By the time Shane Van Daele found out Holden was quitting, much of the rest of the country was already in shock.
The news stunned the owner of Mandurah Holden, a brand that has been iconic in Mandurah for 27 years, much like Holden has been in Australia for 65 years.
"I was with a customer signing over a car and I was wondering why my phone was going off," the family man said.
Missing the announcement
"The word got out quicker than it could get to me."
Shane and several staff were so busy doing their jobs, they missed the announcement.
"We've been very loyal to the franchise and this has come as a shock.
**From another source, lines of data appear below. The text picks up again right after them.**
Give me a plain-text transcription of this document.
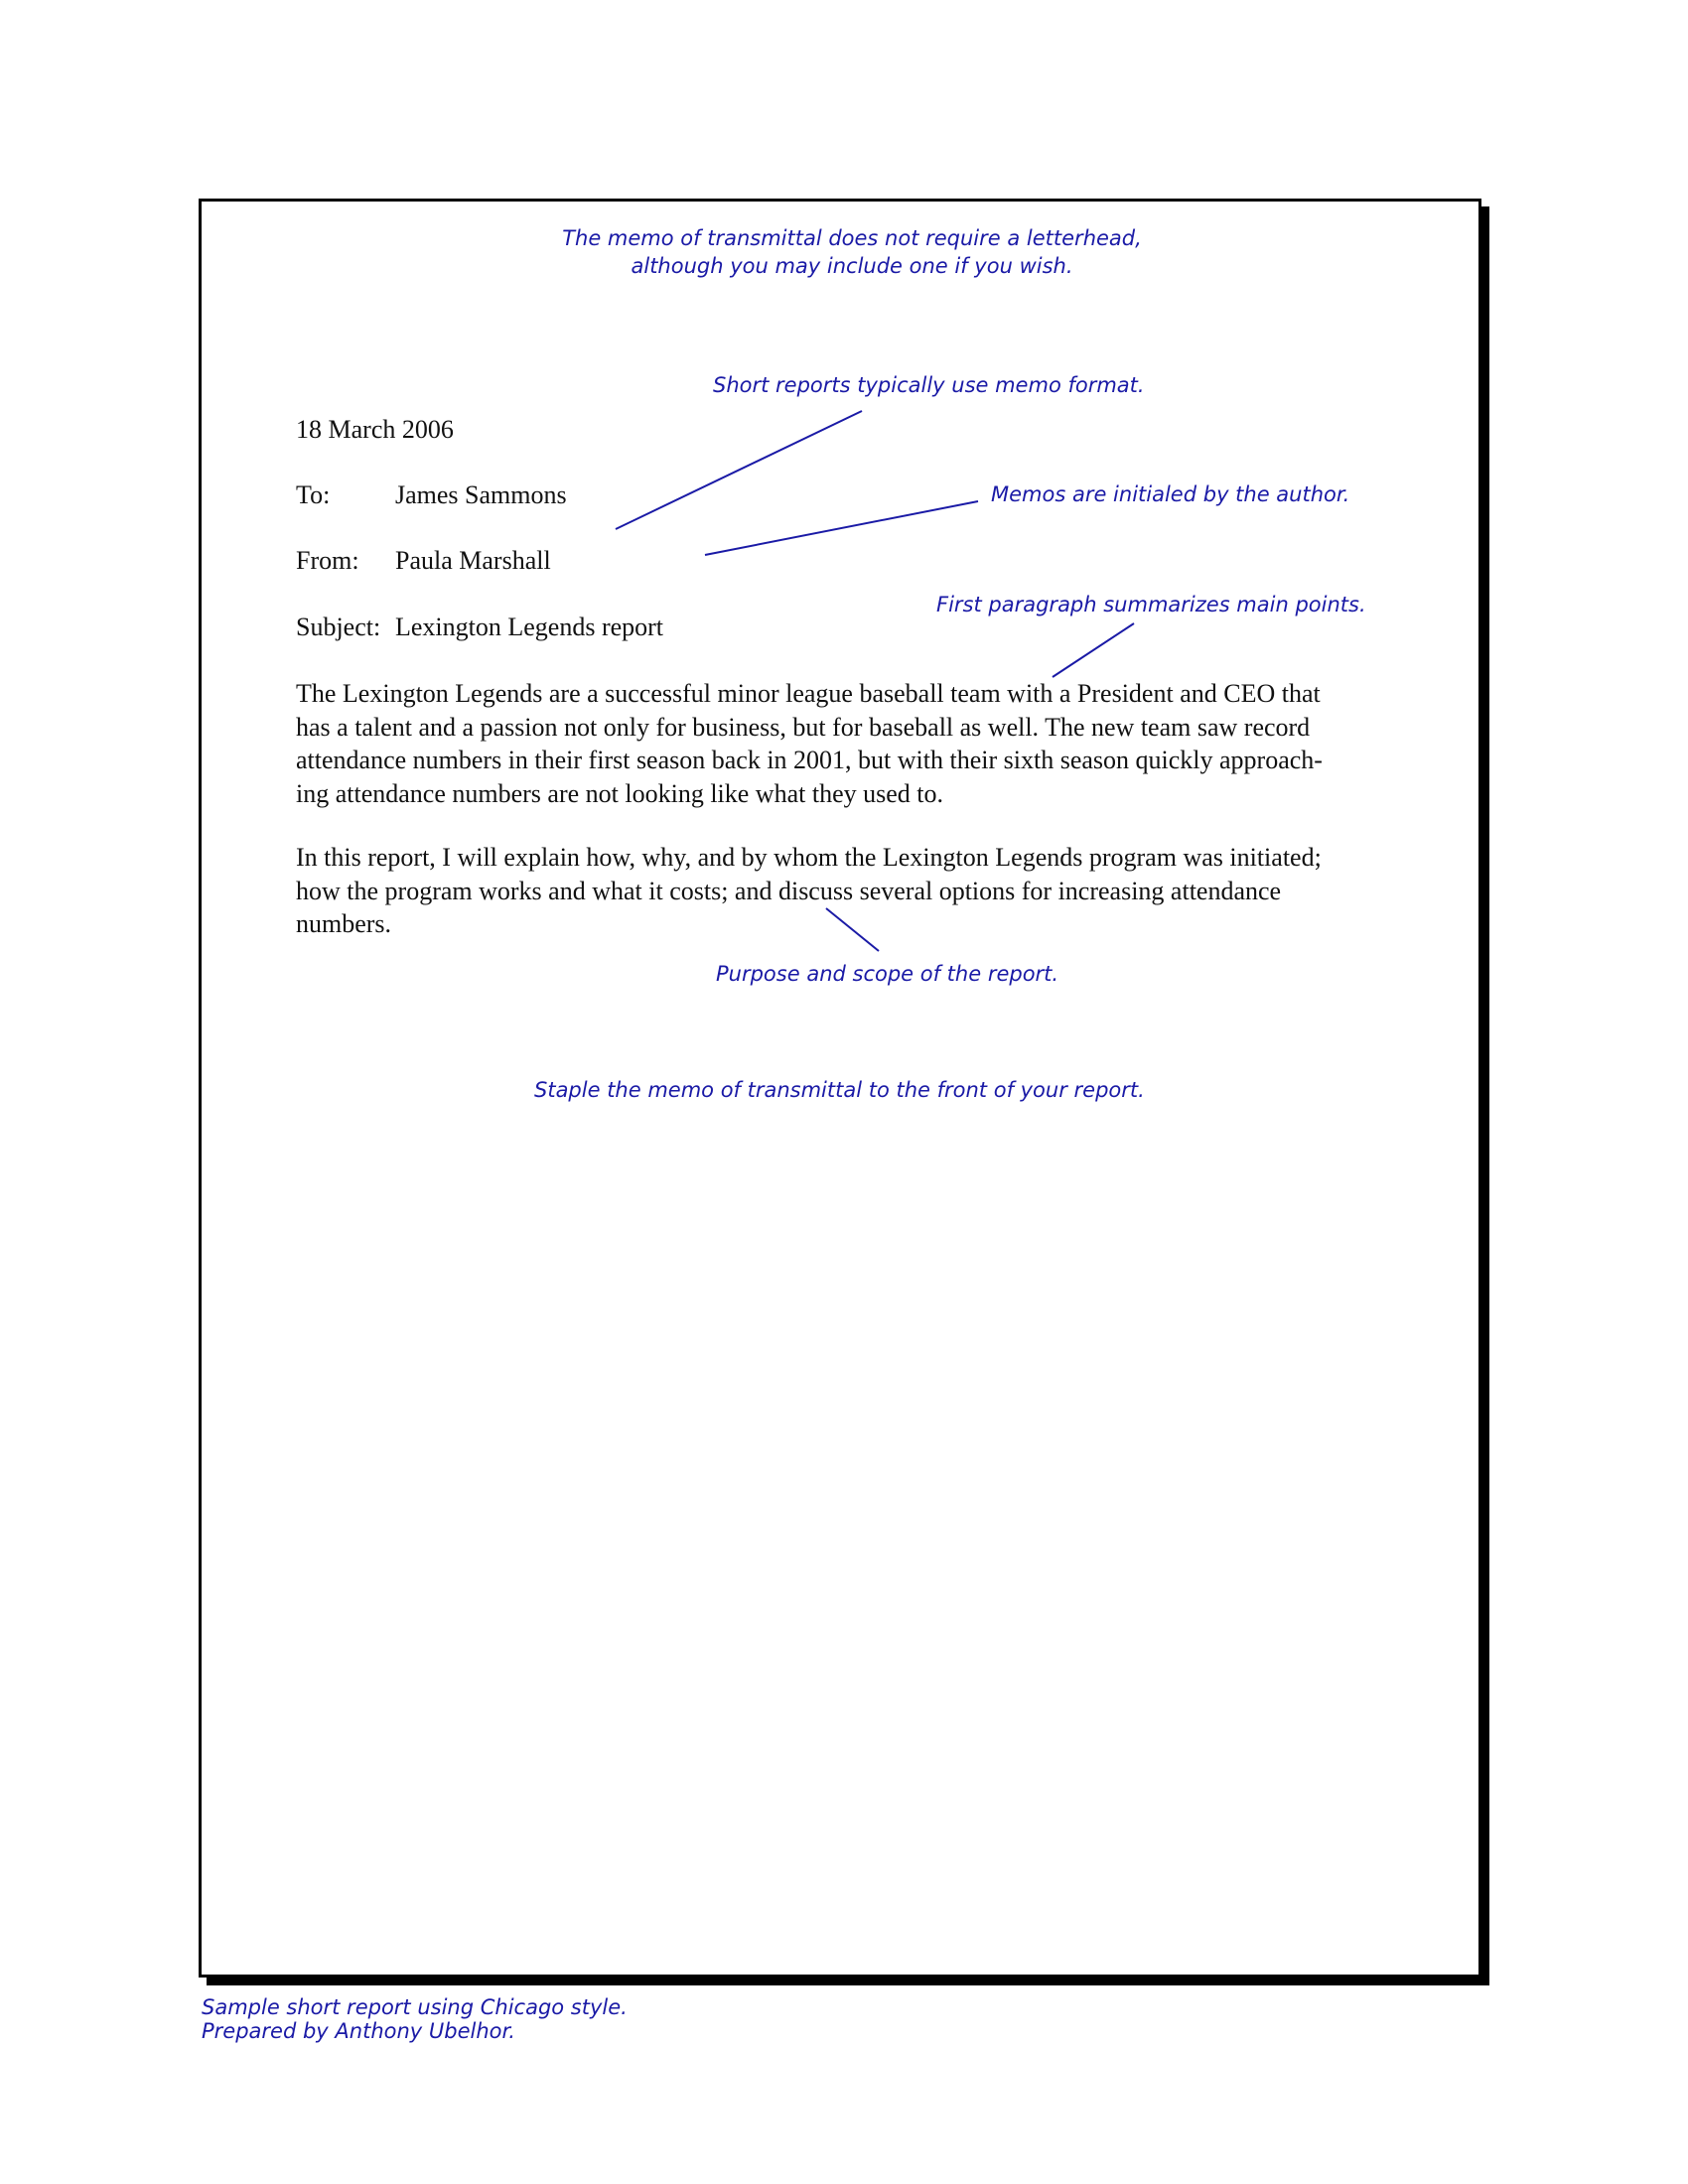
The memo of transmittal does not require a letterhead,
although you may include one if you wish.
Short reports typically use memo format.
Memos are initialed by the author.
First paragraph summarizes main points.
18 March 2006
To:	James Sammons
From: Paula Marshall
Subject: Lexington Legends report
The Lexington Legends are a successful minor league baseball team with a President and CEO that
has a talent and a passion not only for business, but for baseball as well. The new team saw record
attendance numbers in their first season back in 2001, but with their sixth season quickly approach-
ing attendance numbers are not looking like what they used to.
In this report, I will explain how, why, and by whom the Lexington Legends program was initiated;
how the program works and what it costs; and discuss several options for increasing attendance
numbers.
Purpose and scope of the report.
Staple the memo of transmittal to the front of your report.
Sample short report using Chicago style.
Prepared by Anthony Ubelhor.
We expected to find a solution so of course, it hurts a bit."
"The word got out quicker than it could get to me."Shane Van Daele
General Motors, Holden's US parent, announced on Monday that the brand will be "retired" and local design and engineering operations cease.
Like the rest of Australia, the Van Daele family expected the Holden brand to forever be synonymous with Australia, given its rich history.
Football, meat pies, kangaroos and Holden cars
After all, the jingle told us we loved "football, meat pies, kangaroos and Holden cars". But these days we love Japanese utes and small Toyotas, Hyundais and Subarus more, it seems.
The abrupt decision to kill off Holden has put "a spanner in the works" for Shane but he said it would force a change his business was ready for.
The family business has six franchises in the pipeline, including a signed deal with off-road vehicle company Polaris and plans for an accessory-based business for outdoor activities, with most expected to be operating by the end of the year.
The blow somewhat lessened
But that only somewhat lessens the blow for the Barragup family, which has only ever known Holdens.
In 1993 when Shane was just 12 years old, his father, Lou Van Daele started Mandurah Holden and a few years later Shane bought his first car with his own money - a "boring, plain white four-cylinder" UC Torana.
It was the first of many Holdens for him and he expected his sons Harrison, 5 and Jackson, 3 would continue the family tradition.
"Harrison already says he wants to take over the family business," Shane said. "My kids have only ever known Holden."
'We had to prepare him': Conversations in the school yard.
Instead, Harrison is having conversations in the school yard because the news is so big for Australians that "even year ones are talking about it", Shane said. "We had to prepare him because we knew other children would be asking him about it."
Shane said the business would continue its decades-old commitment to supporting local sporting clubs and groups under a different umbrella - West Coast Automotive Group.
He said the business had posted record months since he took over the helm in April and he was confident local jobs weren't at risk.
"We are going to build the loyalty in Mandurah again for the brands we choose," he said. "Our staff know our business is already expanding into other franchises."
Shane said they would continue to support Holden owners with "warranty, spare parts, servicing and recalls for at least the next 10 years".
Holden has pledged to provide compensation to dealers to transition their operations to other brands or to close.